Loblaw Companies Ltd. warned Tuesday its operating profit would be under more pressure later this year as it invests in new information technology.

The alert came as the country's largest grocery retailer announced its first-quarter net profit rose nearly 26 per cent over last year, to $137 million, or 50 cents per share.


Loblaw is warning that its profits will be affected later this year as it invests in new technology. ((Nathan Denette/Canadian Press))

That was up from $109 million, or 40 cents per share, in the same period of 2009.

Revenue rose 3.1 per cent — to $6.9 billion from $6.7 billion — due mainly to the acquisition of T&T Supermarket Inc., a chain that caters to ethnic Chinese customers.

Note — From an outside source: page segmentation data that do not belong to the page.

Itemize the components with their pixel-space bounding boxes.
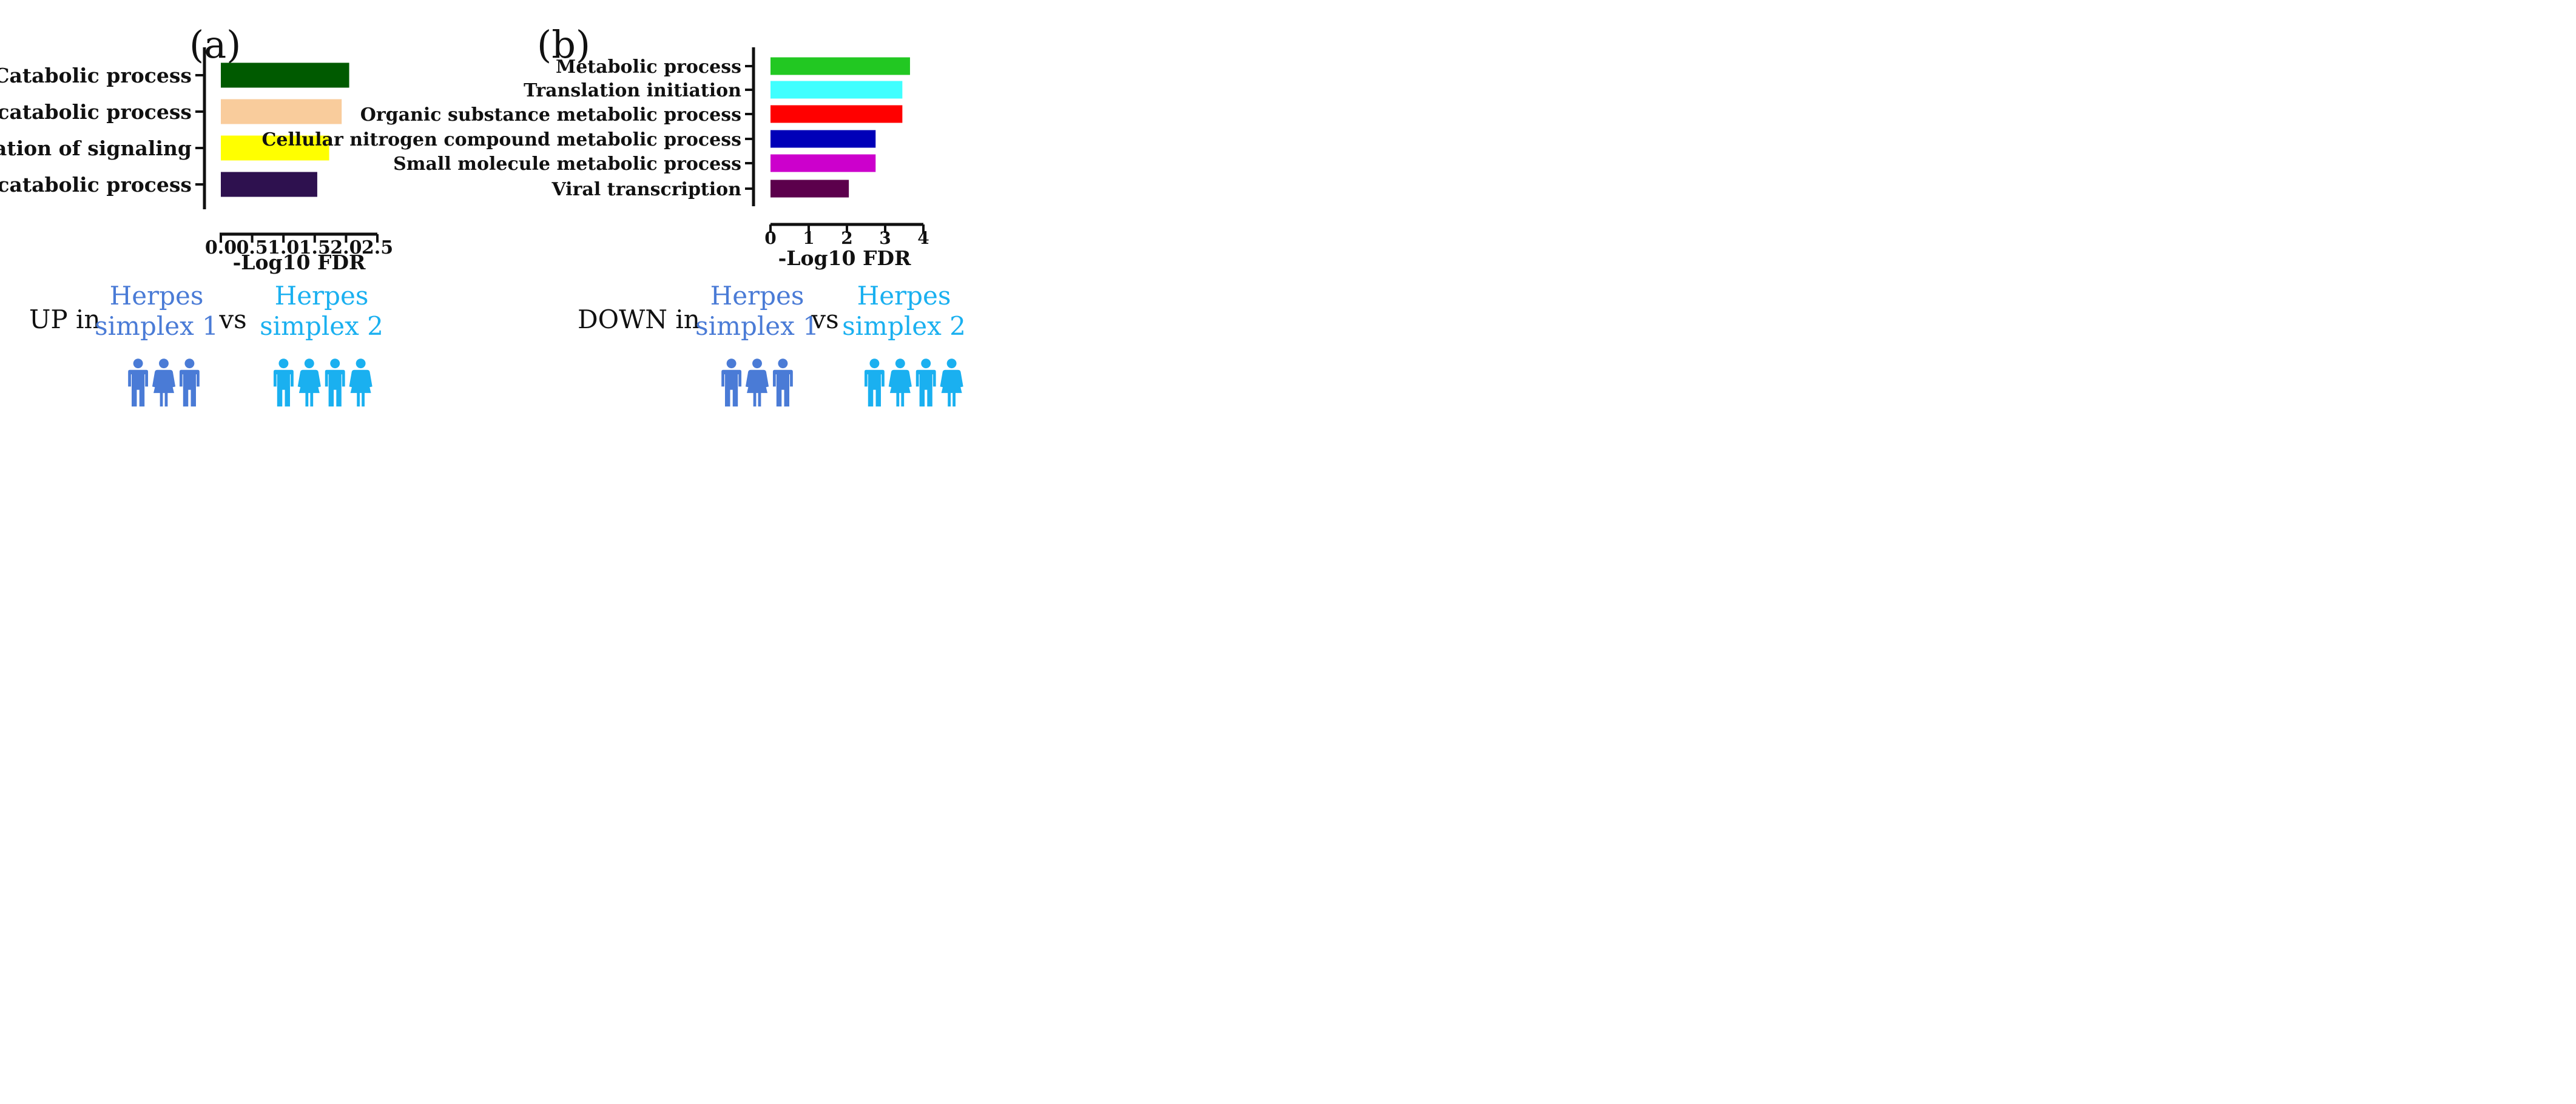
chart-a-x-tick-label: 0.5 [236,237,268,258]
chart-b-category-label: Viral transcription [551,179,741,200]
chart-b-bar [770,154,876,172]
comparison-b-group2-line2: simplex 2 [842,311,966,341]
chart-a-xlabel: -Log10 FDR [233,251,366,274]
people-group-3-icon [721,358,793,407]
comparison-a-group2-line1: Herpes [275,281,369,311]
chart-b-category-label: Translation initiation [524,80,741,101]
comparison-a-group1-line1: Herpes [110,281,204,311]
chart-b-category-label: Cellular nitrogen compound metabolic pro… [262,129,741,150]
chart-b-x-tick-label: 1 [803,228,814,248]
chart-a: 0.00.51.01.52.02.5 Catabolic process Organ… [0,47,393,258]
chart-b-category-label: Small molecule metabolic process [393,153,741,175]
chart-b-bar [770,130,876,148]
people-group-4-icon [273,358,373,407]
chart-a-category-label: Regulation of signaling [0,136,192,160]
panel-a: (a) 0.00.51.01.52.02.5 Catabolic process O… [0,22,393,407]
chart-b-bar [770,81,903,99]
panel-a-label: (a) [189,22,241,67]
chart-a-category-label: Cellular catabolic process [0,173,192,197]
comparison-b-group1-line1: Herpes [710,281,804,311]
chart-b-bar [770,105,903,123]
comparison-a: UP in Herpes simplex 1 vs Herpes simplex… [29,281,383,407]
people-group-4-icon [864,358,963,407]
people-group-3-icon [128,358,200,407]
comparison-b-direction: DOWN in [578,305,700,334]
comparison-a-vs: vs [218,305,246,334]
chart-b-x-tick-label: 4 [917,228,929,248]
chart-b-x-tick-label: 0 [764,228,776,248]
comparison-a-group1-line2: simplex 1 [95,311,218,341]
comparison-a-group2-line2: simplex 2 [260,311,383,341]
comparison-b-group1-line2: simplex 1 [695,311,819,341]
chart-b-bar [770,180,849,198]
chart-b-bar [770,57,910,75]
chart-a-bar [221,99,342,124]
comparison-b-group2-line1: Herpes [857,281,951,311]
chart-b-category-label: Organic substance metabolic process [360,104,741,126]
chart-a-bar [221,62,349,88]
chart-a-x-tick-label: 1.0 [268,237,299,258]
chart-a-bar [221,135,329,161]
chart-a-x-tick-label: 1.5 [299,237,331,258]
comparison-b: DOWN in Herpes simplex 1 vs Herpes simpl… [578,281,966,407]
chart-a-category-label: Organic substance catabolic process [0,100,192,124]
chart-b-xlabel: -Log10 FDR [778,246,911,270]
chart-a-bar [221,172,317,197]
chart-a-x-tick-label: 0.0 [205,237,237,258]
comparison-a-direction: UP in [29,305,101,334]
chart-b-x-tick-label: 3 [879,228,891,248]
chart-a-x-tick-label: 2.5 [362,237,393,258]
panel-b-label: (b) [537,22,590,67]
comparison-b-vs: vs [811,305,838,334]
chart-b-x-tick-label: 2 [841,228,852,248]
chart-a-category-label: Catabolic process [0,64,192,87]
chart-a-x-tick-label: 2.0 [330,237,362,258]
chart-b-category-label: Metabolic process [556,56,741,78]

The Brampton, Ont.-based company has had years of difficulties in updating its distribution and merchandise management as it moved to compete with Wal-Mart by offering a broader range of non-grocery items including furniture, clothing and consumer electronics.

"Our major investment in information technology and supply chain will now start to ramp up," executive chairman, Galen Weston Jr., said in a statement.

"As previously announced, we expect these investments to negatively impact 2010 operating income," Weston said.

Loblaw shares closed higher by 35 cents to $38.15 Tuesday on the Toronto Stock Exchange.